The automatic generation of accurate radiology reports is of great clinical importance and has drawn growing research interest. However, it is still a challenging task due to the imbalance between normal and abnormal descriptions and the multi-sentence and multi-topic nature of radiology reports. These features result in significant challenges to generating accurate descriptions for medical images, especially the important abnormal findings. Previous methods to tackle these problems rely heavily on extra manual annotations, which are expensive to acquire. We propose a multi-grained report generation framework incorporating sentence-level image-sentence contrastive learning, which does not require any extra labeling but effectively learns knowledge from the image-report pairs. We first introduce contrastive learning as an auxiliary task for image feature learning. Different from previous contrastive methods, we exploit the multi-topic nature of imaging reports and perform fine-grained contrastive learning by extracting sentence topics and contents and contrasting between sentence contents and refined image contents guided by sentence topics. This forces the model to learn distinct abnormal image features for each specific topic. During generation, we use two decoders to first generate coarse sentence topics and then the fine-grained text of each sentence. We directly supervise the intermediate topics using sentence topics learned by our contrastive objective. This strengthens the generation constraint and enables independent fine-tuning of the decoders using reinforcement learning, which further boosts model performance. Experiments on two large-scale datasets MIMIC-CXR and IU-Xray demonstrate that our approach outperforms existing state-of-the-art methods, evaluated by both language generation metrics and clinical accuracy.

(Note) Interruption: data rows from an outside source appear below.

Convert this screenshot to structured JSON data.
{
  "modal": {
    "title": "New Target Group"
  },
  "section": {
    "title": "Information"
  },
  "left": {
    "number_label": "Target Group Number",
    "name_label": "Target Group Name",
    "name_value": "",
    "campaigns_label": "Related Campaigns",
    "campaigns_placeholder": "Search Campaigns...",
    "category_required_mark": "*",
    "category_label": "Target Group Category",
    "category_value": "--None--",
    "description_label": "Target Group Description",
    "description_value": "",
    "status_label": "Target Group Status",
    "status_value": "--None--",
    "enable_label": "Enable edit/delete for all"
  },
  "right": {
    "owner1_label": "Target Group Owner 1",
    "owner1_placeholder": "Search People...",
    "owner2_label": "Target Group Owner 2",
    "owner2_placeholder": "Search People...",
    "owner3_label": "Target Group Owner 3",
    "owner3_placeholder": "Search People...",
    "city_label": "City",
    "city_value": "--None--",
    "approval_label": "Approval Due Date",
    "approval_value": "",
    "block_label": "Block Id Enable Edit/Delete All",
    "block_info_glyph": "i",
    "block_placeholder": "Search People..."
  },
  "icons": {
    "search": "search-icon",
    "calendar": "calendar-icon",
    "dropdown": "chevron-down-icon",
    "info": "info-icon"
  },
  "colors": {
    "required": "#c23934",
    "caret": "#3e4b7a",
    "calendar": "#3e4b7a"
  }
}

准确的放射学报告自动生成具有重要的临床意义,并且已经引起了越来越多的研究兴趣。然而,由于正常和异常描述之间的不平衡以及放射学报告的多句和多主题性质,这仍然是一项具有挑战性的任务。这些特征给医学图像的准确描述带来了重大挑战,尤其是重要的异常发现。以往解决这些问题的方法严重依赖额外的人工标注,而获取这些标注成本高昂。我们提出了一个多粒度报告生成框架,该框架结合了句子级的图像-句子对比学习,它不需要任何额外的标注,而是能有效地从图像-报告对中学习知识。我们首先将对比学习引入作为图像特征学习的辅助任务。与以往的对比方法不同,我们利用成像报告的多主题性质,通过提取句子主题和内容,并在句子主题引导下对比句子内容和细化后的图像内容,进行细粒度的对比学习。这迫使模型为每个特定主题学习不同的异常图像特征。在生成过程中,我们使用两个解码器,首先生成粗略的句子主题,然后生成每个句子的细粒度文本。我们使用通过对比目标学习到的句子主题直接监督中间主题。这加强了生成约束,并使我们能够使用强化学习对解码器进行独立的微调,从而进一步提高模型性能。在两个大规模数据集MIMIC-CXR和IU-Xray上的实验表明,我们的方法在语言生成指标和临床准确性方面均优于现有的最先进方法。